Once inside the park, it seemed safe, but the drive down the street to get there, took you past the Harrison Street public housing complex, and a homeless mission where both sides of the streets were lined with homeless folks.
The sad thing, is that, this is a street that many of the students at Chicago Hope have to walk down everyday to get to school.
The bathrooms were located in the basement of a gym next door to the park, and there was no water, so the toilets would not flush. I am told they did get water turned on later.
When facing the goal posts on one side of the field, you could see the Chicago skyline, and when field goals were kicked in that direction the football landed on the train tracks, a little boy would climb the large fence to go and retreave the ball from the tracks. The hill just behind those goal posts, we were told, used to be called "crack hill" bcause it was a very large place for crack sales. The school bulldozed and bricked it on one side and named it Hope Hill.
Along one side of the field the Chicago Metra L train ran past, and behind it we heard some gunshots and saw police respond a bit later.
I am not making this up, and my description cannot really do justice to where we really were on Saturday night. I'm not sure anyone was really prepared for this experience.
BUT, I have to say this, this school and it's representatives were the nicest we have ever encountered. They made sure the team had everything they neded. The sportsmanship we saw on the field was incredible, and the players said the Hope players were so sincere afterward in wishing the SC players well. The people taking tickets thanked us all for coming and wished us much luck.
This experience was unlike anything most of us have ever seen, and one I'm sure we won't soon forget.

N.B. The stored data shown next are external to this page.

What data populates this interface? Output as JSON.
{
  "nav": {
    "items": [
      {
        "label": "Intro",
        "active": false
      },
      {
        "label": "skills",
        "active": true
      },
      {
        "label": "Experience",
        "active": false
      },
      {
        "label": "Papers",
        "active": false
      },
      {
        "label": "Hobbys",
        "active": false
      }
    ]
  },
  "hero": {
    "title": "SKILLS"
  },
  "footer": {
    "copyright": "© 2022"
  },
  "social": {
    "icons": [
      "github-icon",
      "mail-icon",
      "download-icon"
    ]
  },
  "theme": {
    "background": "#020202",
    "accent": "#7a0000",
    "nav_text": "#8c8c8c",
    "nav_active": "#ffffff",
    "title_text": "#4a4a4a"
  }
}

Sometimes an event can teach lessons not intended and have an impact beyond the confines of its location.




Stark County made it all the way to the state finals. I think this was a surprise to everyone involved with 1A football. It was a magical season with an unimaginable turn around after losing the last three regular season games. Even in the semi final game the Rebels went down 18 to 0 against Milledgeville just six minutes into the first quarter. The SC Rebels made a 99 yard drive for their first score and took over the game's momentum. Stark County had found a strength of character that was no where in evidence late in the season. This character lead them through four play off victories. <-next column->


The magic evaporated like frost in the morning sun at Champaign. The Trojans of Triopia had waited thirty three years and used a powerful running attack to knock cinderella to the sidelines. SC caused it's own problems with penalties, but could not contain the offensive line and determined running of Triopia. The Rebels stayed tough but the 22 to 0 halftime score was enough, the Trojans went to 42 before the Rebels made their lone score.

The 2008 season will be a memorable one for Stark County. I think many will remember how a team found the special character to put team first, then to play hard on every down, as much as a trip to Champaign.